{
"$type": "site.standard.document",
"description": "An artificial intelligence framework is described that incorporates a number of neural networks and a number of transformers for converting a two-dimensional image into three-dimensional semantic information. Neural networks convert one or more images into a set of image feature maps, depth…",
"path": "/patents/1360735",
"publishedAt": "2024-03-14T00:00:00.000Z",
"site": "at://did:plc:oql6ds5vnff4ugar6rruliwd/site.standard.publication/3mn3ohu7oxx5w",
"tags": [
"G06T17/00",
"NVIDIA Corporation"
],
"textContent": "An artificial intelligence framework is described that incorporates a number of neural networks and a number of transformers for converting a two-dimensional image into three-dimensional semantic information. Neural networks convert one or more images into a set of image feature maps, depth information associated with the one or more images, and query proposals based on the depth information. A first transformer implements a cross-attention mechanism to process the set of image feature maps in accordance with the query proposals. The output of the first transformer is combined with a mask token to generate initial voxel features of the scene.

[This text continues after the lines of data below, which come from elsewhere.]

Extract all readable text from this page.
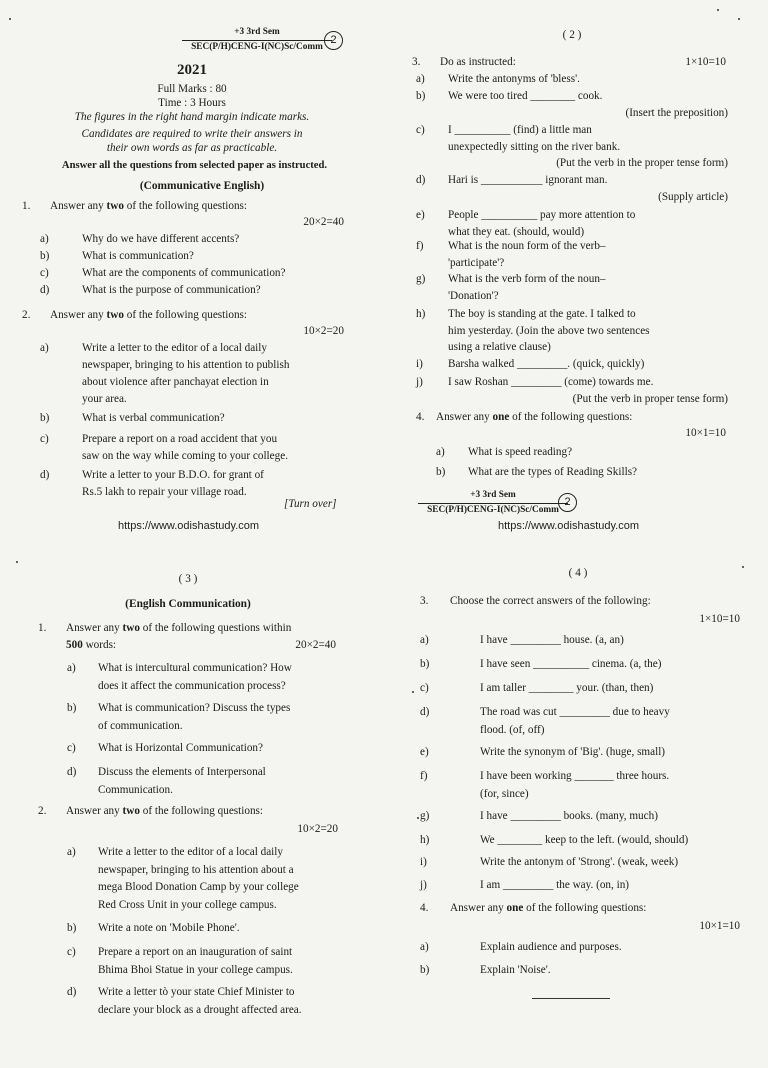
+3 3rd Sem
SEC(P/H)CENG-I(NC)Sc/Comm
2
2021
Full Marks : 80
Time : 3 Hours
The figures in the right hand margin indicate marks.
Candidates are required to write their answers in
their own words as far as practicable.
Answer all the questions from selected paper as instructed.
(Communicative English)
1. Answer any two of the following questions:
20×2=40
2. Answer any two of the following questions:
10×2=20
[Turn over]
a)	Why do we have different accents?
b)	What is communication?
c)	What are the components of communication?
d)	What is the purpose of communication?
a)	Write a letter to the editor of a local daily
newspaper, bringing to his attention to publish
about violence after panchayat election in
your area.
b)	What is verbal communication?
c)	Prepare a report on a road accident that you
saw on the way while coming to your college.
d)	Write a letter to your B.D.O. for grant of
Rs.5 lakh to repair your village road.
https://www.odishastudy.com
( 2 )
3. Do as instructed:	1×10=10
4. Answer any one of the following questions:
10×1=10
+3 3rd Sem
SEC(P/H)CENG-I(NC)Sc/Comm
2
a) Write the antonyms of 'bless'.
b) We were too tired ________ cook.
(Insert the preposition)
c) I __________ (find) a little man
unexpectedly sitting on the river bank.
(Put the verb in the proper tense form)
d) Hari is ___________ ignorant man.
(Supply article)
e) People __________ pay more attention to
what they eat. (should, would)
f) What is the noun form of the verb–
'participate'?
g) What is the verb form of the noun–
'Donation'?
h) The boy is standing at the gate. I talked to
him yesterday. (Join the above two sentences
using a relative clause)
i) Barsha walked _________. (quick, quickly)
j) I saw Roshan _________ (come) towards me.
(Put the verb in proper tense form)
a) What is speed reading?
b) What are the types of Reading Skills?
https://www.odishastudy.com
( 3 )
(English Communication)
1. Answer any two of the following questions within
500 words:	20×2=40
2. Answer any two of the following questions:
10×2=20
a) What is intercultural communication? How
does it affect the communication process?
b) What is communication? Discuss the types
of communication.
c) What is Horizontal Communication?
d) Discuss the elements of Interpersonal
Communication.
a) Write a letter to the editor of a local daily
newspaper, bringing to his attention about a
mega Blood Donation Camp by your college
Red Cross Unit in your college campus.
b) Write a note on 'Mobile Phone'.
c) Prepare a report on an inauguration of saint
Bhima Bhoi Statue in your college campus.
d) Write a letter tò your state Chief Minister to
declare your block as a drought affected area.
( 4 )
3. Choose the correct answers of the following:
1×10=10
4. Answer any one of the following questions:
10×1=10
a)	I have _________ house. (a, an)
b)	I have seen __________ cinema. (a, the)
c)	I am taller ________ your. (than, then)
d)	The road was cut _________ due to heavy
flood. (of, off)
e)	Write the synonym of 'Big'. (huge, small)
f)	I have been working _______ three hours.
(for, since)
g)	I have _________ books. (many, much)
h)	We ________ keep to the left. (would, should)
i)	Write the antonym of 'Strong'. (weak, week)
j)	I am _________ the way. (on, in)
a)	Explain audience and purposes.
b)	Explain 'Noise'.
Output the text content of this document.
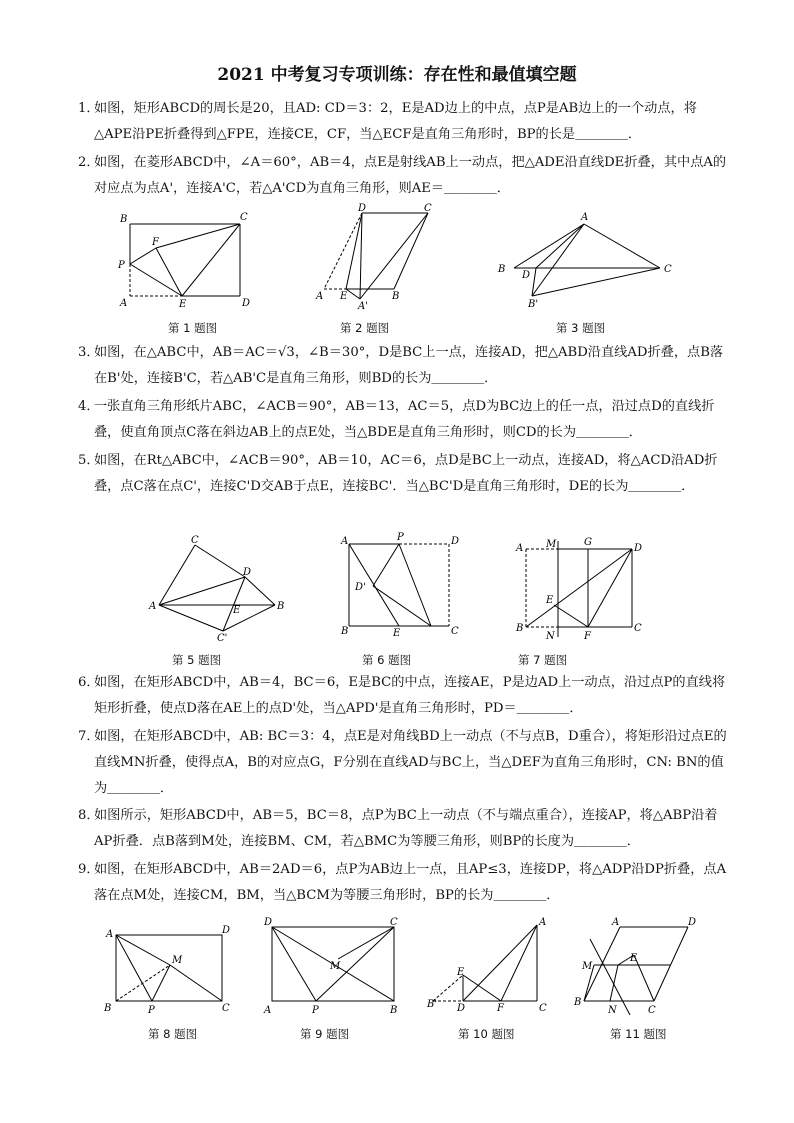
2021 中考复习专项训练：存在性和最值填空题
1．
如图，矩形ABCD的周长是20，且AD: CD＝3：2，E是AD边上的中点，点P是AB边上的一个动点，将△APE沿PE折叠得到△FPE，连接CE，CF，当△ECF是直角三角形时，BP的长是＿＿＿＿．
2．
如图，在菱形ABCD中，∠A＝60°，AB＝4，点E是射线AB上一动点，把△ADE沿直线DE折叠，其中点A的对应点为点A'，连接A'C，若△A'CD为直角三角形，则AE＝＿＿＿＿．
B	C
F
P
A	E	D
第 1 题图
D	C
A E
A'
B
第 2 题图
A
B
D
C
B'
第 3 题图
3．
如图，在△ABC中，AB＝AC＝√3，∠B＝30°，D是BC上一点，连接AD，把△ABD沿直线AD折叠，点B落在B'处，连接B'C，若△AB'C是直角三角形，则BD的长为＿＿＿＿．
4．
一张直角三角形纸片ABC，∠ACB＝90°，AB＝13，AC＝5，点D为BC边上的任一点，沿过点D的直线折叠，使直角顶点C落在斜边AB上的点E处，当△BDE是直角三角形时，则CD的长为＿＿＿＿．
5．
如图，在Rt△ABC中，∠ACB＝90°，AB＝10，AC＝6，点D是BC上一动点，连接AD，将△ACD沿AD折叠，点C落在点C'，连接C'D交AB于点E，连接BC'．当△BC'D是直角三角形时，DE的长为＿＿＿＿．
C
D
A	E	B
C'
第 5 题图
A	P	D
D'
B	E	C
第 6 题图
A M	G
D
E
B
N	F
C
第 7 题图
6．
如图，在矩形ABCD中，AB＝4，BC＝6，E是BC的中点，连接AE，P是边AD上一动点，沿过点P的直线将矩形折叠，使点D落在AE上的点D'处，当△APD'是直角三角形时，PD＝＿＿＿＿．
7．
如图，在矩形ABCD中，AB: BC＝3：4，点E是对角线BD上一动点（不与点B，D重合），将矩形沿过点E的直线MN折叠，使得点A，B的对应点G，F分别在直线AD与BC上，当△DEF为直角三角形时，CN: BN的值为＿＿＿＿．
8．
如图所示，矩形ABCD中，AB＝5，BC＝8，点P为BC上一动点（不与端点重合），连接AP，将△ABP沿着AP折叠．点B落到M处，连接BM、CM，若△BMC为等腰三角形，则BP的长度为＿＿＿＿．
9．
如图，在矩形ABCD中，AB＝2AD＝6，点P为AB边上一点，且AP≤3，连接DP，将△ADP沿DP折叠，点A落在点M处，连接CM，BM，当△BCM为等腰三角形时，BP的长为＿＿＿＿．
A	D
M
B	P	C
第 8 题图
D	C
M
A	P	B
第 9 题图
A
E
B' D	F	C
第 10 题图
A	D
M
E
B
N	C
第 11 题图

A second transformer implements a self-attention mechanism to convert the initial voxel features into refined voxel features, which are up-sampled and processed by a lightweight neural network to generate the three-dimensional semantic information, which may be used by, e.g., an autonomous vehicle for various advanced driver assistance system (ADAS) functions.",
"title": "SPARSE VOXEL TRANSFORMER FOR CAMERA-BASED 3D SEMANTIC SCENE COMPLETION"
}